This column was originally published on RealMoney on Jan. 17 at 7:15 a.m. ET. It's being republished as a bonus for TheStreet.com readers. For more information about subscribing to RealMoney, please click here .
Much has been said about Apple's ( AAPL) first phone -- most of it tainted with feverish hyperbole. But a week after the grand announcement, it is striking how limited the device seems at a second glance. The iPhone's willful disregard of the global handset market will come back to haunt Apple.
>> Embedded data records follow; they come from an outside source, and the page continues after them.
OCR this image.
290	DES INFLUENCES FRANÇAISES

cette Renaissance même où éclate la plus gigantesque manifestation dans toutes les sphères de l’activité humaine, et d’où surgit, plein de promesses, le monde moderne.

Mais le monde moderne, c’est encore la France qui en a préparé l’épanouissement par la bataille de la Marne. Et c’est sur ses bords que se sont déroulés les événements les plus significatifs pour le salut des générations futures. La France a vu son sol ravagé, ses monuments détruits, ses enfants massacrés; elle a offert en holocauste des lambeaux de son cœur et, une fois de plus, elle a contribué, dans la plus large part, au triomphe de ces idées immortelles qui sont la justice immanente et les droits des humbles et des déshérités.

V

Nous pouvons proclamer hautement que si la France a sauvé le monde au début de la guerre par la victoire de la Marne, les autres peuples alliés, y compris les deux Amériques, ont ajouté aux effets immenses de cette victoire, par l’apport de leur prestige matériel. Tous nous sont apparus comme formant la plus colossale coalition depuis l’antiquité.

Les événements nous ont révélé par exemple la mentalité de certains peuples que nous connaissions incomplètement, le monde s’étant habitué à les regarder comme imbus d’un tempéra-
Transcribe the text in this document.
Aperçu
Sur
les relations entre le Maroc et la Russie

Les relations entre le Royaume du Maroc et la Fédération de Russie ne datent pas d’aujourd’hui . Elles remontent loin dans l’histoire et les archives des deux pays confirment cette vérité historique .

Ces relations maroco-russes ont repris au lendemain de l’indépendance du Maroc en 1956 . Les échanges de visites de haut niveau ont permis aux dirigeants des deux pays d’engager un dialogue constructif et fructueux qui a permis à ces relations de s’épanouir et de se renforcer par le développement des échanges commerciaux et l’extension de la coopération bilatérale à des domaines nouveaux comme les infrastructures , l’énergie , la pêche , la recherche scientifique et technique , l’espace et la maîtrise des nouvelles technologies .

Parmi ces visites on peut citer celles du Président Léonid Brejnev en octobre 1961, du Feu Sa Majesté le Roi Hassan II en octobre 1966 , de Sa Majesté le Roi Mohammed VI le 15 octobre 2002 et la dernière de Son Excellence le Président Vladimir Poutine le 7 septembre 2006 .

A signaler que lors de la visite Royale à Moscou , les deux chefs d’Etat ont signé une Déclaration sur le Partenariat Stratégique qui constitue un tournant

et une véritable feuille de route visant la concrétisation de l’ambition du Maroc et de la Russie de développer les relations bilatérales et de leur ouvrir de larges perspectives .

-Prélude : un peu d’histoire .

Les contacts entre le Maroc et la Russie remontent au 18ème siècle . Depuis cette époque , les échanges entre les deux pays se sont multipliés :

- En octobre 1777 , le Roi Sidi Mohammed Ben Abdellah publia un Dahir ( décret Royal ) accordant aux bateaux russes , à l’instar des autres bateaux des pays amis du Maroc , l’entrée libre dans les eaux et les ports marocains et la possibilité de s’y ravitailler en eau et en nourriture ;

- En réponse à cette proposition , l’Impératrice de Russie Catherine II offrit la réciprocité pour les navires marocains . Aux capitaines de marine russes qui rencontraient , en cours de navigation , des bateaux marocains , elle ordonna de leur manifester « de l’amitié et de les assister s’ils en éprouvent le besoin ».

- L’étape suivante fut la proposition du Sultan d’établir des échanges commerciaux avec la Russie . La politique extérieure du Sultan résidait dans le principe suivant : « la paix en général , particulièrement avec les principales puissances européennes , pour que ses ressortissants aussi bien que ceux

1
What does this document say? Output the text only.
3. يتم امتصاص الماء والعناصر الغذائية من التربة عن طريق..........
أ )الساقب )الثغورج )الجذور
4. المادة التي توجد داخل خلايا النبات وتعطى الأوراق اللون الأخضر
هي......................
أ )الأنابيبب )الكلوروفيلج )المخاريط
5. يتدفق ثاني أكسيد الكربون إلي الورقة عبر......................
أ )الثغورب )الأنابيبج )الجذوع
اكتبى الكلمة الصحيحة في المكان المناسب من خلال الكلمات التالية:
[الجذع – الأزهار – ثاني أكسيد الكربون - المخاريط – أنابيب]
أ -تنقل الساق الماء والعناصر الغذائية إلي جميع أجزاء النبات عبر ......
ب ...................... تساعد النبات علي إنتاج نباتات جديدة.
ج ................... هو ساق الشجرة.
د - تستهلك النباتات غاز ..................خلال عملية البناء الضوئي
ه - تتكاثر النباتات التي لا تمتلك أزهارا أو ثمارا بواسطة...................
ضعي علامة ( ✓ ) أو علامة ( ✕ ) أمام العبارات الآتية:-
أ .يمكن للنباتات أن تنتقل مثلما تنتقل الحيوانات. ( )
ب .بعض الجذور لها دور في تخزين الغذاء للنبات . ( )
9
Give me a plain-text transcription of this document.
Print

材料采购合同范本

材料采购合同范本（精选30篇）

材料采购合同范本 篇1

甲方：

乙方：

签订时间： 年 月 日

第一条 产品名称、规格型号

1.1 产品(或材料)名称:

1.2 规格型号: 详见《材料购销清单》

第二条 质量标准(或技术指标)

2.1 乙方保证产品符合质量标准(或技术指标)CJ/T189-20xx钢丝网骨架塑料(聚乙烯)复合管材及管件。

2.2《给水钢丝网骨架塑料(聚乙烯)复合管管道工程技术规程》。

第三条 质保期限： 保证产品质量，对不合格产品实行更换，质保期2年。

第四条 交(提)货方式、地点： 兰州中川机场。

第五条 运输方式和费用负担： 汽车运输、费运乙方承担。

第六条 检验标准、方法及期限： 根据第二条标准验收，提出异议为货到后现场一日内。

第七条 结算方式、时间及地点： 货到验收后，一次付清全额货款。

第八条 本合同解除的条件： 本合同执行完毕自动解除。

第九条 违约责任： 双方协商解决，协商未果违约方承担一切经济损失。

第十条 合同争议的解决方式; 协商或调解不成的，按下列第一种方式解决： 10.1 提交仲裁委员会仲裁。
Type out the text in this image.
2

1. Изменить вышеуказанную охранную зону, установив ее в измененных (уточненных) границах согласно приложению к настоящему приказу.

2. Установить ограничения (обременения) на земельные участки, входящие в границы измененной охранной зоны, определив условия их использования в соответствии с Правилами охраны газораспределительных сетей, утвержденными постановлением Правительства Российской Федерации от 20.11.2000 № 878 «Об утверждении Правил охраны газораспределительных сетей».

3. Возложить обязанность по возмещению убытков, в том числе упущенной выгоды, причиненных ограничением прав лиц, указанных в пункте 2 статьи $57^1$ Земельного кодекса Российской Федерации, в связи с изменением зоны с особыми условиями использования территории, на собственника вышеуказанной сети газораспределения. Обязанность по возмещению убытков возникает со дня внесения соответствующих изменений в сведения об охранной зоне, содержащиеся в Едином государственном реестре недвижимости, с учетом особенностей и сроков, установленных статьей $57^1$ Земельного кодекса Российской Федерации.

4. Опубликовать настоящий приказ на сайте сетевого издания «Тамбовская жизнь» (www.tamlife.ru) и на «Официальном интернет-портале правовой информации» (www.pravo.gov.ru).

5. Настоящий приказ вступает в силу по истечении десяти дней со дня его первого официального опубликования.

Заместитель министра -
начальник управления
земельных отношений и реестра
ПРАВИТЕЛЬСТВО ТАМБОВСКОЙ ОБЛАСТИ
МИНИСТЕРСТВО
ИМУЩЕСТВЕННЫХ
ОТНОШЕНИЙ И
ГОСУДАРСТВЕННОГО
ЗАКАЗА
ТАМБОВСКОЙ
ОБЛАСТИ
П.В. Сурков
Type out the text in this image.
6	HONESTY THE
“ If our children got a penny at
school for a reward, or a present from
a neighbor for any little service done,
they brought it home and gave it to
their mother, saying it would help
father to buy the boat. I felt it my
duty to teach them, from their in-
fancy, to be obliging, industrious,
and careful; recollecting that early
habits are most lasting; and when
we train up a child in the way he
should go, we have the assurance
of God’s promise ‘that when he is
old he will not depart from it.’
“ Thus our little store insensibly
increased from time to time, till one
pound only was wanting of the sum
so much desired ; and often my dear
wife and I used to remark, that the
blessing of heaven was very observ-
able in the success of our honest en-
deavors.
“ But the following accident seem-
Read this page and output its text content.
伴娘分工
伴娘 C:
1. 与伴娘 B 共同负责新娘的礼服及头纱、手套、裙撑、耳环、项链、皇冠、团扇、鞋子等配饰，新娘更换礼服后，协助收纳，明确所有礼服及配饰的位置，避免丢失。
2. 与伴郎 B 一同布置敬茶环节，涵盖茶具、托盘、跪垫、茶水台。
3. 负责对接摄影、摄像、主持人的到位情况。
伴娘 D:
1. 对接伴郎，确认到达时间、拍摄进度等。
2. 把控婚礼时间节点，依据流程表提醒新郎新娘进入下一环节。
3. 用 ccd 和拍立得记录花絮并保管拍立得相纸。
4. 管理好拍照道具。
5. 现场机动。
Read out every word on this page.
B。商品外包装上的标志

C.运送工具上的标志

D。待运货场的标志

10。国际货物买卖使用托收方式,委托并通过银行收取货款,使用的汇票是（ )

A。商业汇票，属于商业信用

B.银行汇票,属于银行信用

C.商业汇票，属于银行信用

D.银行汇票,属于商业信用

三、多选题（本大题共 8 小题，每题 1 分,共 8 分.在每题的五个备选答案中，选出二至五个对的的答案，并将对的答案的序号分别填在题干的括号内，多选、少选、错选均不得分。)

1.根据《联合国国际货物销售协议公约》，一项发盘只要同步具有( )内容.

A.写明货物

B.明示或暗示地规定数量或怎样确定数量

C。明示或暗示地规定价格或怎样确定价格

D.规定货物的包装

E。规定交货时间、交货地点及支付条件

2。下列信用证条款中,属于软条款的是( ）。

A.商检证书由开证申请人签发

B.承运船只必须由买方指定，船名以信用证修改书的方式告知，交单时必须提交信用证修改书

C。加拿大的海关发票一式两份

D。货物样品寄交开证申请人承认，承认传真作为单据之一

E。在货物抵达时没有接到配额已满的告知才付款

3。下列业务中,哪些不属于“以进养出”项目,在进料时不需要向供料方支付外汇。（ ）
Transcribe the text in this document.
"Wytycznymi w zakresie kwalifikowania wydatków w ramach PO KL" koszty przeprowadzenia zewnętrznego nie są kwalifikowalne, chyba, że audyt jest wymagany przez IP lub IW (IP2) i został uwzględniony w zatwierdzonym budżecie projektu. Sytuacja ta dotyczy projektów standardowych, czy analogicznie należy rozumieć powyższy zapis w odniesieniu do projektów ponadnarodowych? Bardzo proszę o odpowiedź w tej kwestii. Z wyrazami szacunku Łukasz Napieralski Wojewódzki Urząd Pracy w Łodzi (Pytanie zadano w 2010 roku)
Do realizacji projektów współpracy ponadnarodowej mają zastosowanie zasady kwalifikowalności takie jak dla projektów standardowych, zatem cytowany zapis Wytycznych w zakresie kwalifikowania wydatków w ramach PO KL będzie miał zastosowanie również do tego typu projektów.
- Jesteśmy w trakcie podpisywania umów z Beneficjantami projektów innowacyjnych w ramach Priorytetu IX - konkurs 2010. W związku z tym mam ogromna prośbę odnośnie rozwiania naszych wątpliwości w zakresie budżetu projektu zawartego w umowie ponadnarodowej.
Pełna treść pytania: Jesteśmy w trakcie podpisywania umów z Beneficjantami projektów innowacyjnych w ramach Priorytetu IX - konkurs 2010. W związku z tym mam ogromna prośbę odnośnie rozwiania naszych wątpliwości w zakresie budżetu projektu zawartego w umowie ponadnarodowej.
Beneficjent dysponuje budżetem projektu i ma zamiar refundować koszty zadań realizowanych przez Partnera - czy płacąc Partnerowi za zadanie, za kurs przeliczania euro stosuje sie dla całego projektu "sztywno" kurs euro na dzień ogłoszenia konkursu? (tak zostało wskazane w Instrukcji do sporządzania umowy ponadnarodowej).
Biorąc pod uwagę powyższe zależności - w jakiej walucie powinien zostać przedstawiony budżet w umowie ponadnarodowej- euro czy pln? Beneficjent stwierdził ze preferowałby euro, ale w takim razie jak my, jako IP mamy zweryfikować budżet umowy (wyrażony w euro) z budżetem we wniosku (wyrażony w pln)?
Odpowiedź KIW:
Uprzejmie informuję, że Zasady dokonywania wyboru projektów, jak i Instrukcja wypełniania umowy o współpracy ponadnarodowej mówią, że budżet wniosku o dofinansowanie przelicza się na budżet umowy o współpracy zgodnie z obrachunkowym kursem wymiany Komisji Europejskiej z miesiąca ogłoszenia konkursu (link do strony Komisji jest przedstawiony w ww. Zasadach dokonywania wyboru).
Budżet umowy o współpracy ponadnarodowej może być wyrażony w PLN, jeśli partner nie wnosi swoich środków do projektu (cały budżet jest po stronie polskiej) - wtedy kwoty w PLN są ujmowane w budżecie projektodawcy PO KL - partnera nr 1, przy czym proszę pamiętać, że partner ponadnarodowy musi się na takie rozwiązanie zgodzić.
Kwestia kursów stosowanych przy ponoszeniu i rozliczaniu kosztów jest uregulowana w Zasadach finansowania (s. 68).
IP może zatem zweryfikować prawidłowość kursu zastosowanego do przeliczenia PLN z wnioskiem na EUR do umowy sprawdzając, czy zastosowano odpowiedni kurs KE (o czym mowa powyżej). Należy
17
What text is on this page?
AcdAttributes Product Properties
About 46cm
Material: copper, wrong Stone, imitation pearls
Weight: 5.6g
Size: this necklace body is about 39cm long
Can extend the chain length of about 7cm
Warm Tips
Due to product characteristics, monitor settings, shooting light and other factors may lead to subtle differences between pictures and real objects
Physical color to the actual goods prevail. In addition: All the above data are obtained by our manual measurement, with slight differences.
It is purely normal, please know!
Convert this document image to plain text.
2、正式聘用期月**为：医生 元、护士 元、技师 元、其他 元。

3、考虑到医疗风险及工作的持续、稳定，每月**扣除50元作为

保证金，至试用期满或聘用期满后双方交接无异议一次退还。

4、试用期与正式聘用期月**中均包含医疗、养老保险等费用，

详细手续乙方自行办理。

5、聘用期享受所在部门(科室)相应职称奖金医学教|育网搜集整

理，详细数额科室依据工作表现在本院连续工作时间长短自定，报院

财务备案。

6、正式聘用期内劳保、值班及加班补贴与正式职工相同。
Many highly successful people and companies stumble when they try to relive past glories in a radically different environment. Half a decade ago, the digital music player market was a hot mess. Consumers had rejected a string of early entries until Apple stepped in and both created and defined a new market with the totally different iPod. Last week, Steve Jobs seemed to attempt to recapture those glory days during his unveiling of the Apple phone. He suggested that consumers are confused by or disinterested in the smart-phone market, and Apple will now step in to save the day. The company's first phone design has undoubtedly been shaped by how little Jobs thinks of the phone manufacturers: The device is defiantly out of step with the existing smart-phone market, which, incidentally, is wildly more successful than the iPod on a global scale. However, the smart-phone market of 2007 sure isn't the MP3-player market of 2001. Outside of America, consumers are anything but disinterested in smart-phones: This year, the market will top 100 million devices sold worldwide, and it has evolved at a feverish pace over the past 12 months. The new phenomenon of smart-phones priced below $300 without subsidies has enabled operators in Europe and Asia to offer the devices for free with relatively cheap annual contracts. While the price revolution of 2006 redefined the smart-phone market in Europe and Asia, several major markets have simultaneously made a decisive transition to 3G. Practically every new smart-phone features third-generation technology, and operators have all but stopped subsidizing high-end phones that do not support 3G. Instead, subsidies in Europe and Asia are geared toward phones with keypads (so people will send as many text messages as possible) and two cameras (so that they'll engage in video calls).